VAT and platform economy: The AEAT intensified verifications of platform economy operators, both property landlords and marketplace sellers. Correct characterisation of income (business activity or otherwise) and application of VAT on tourist rentals were the areas of greatest conflict.

Wealth taxation: The announced abolition of the Golden Visa generated a significant volume of queries about the tax impact of sale transactions completed before the programme closed, taxation of capital gains and implications of changing tax residence.

Regulatory Changes

DAC8 (Directive 2023/2226), approved in October 2023 with a transposition deadline of December 2025, extended crypto asset information obligations to crypto-asset service providers under the MiCA framework. Preparing for these new obligations was one of the priority tasks for crypto sector companies during 2024.

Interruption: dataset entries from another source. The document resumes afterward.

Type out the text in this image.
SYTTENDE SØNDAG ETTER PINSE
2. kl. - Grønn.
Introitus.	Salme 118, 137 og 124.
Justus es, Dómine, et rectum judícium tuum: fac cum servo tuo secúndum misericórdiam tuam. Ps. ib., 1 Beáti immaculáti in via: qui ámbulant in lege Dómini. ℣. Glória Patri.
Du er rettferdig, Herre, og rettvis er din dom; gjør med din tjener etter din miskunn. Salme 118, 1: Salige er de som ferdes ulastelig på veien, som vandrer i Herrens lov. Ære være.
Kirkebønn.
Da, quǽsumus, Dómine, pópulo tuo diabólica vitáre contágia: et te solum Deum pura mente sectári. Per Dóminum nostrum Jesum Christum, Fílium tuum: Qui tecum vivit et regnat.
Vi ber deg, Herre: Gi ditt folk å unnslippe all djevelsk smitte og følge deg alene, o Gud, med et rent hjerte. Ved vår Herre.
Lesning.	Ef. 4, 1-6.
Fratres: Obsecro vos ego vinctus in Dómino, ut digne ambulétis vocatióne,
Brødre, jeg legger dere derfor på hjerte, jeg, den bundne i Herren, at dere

International tax planning required deep updating of transfer pricing models in light of Pillar Two and the new rules for income allocation.

Outlook

The tax horizon for 2025 included the full consolidation of Pillar Two, the first DAC7-specific inspections on the platform economy, preparation for DAC8 and the possibility of new tax measures in the context of budget negotiations. Tax compliance continued to require an increasing dedication of specialised resources.

Our Pillar Two and international tax team positioned itself as a reference adviser in managing the new obligations of global taxation, offering advanced technical solutions and first-rate strategic advice.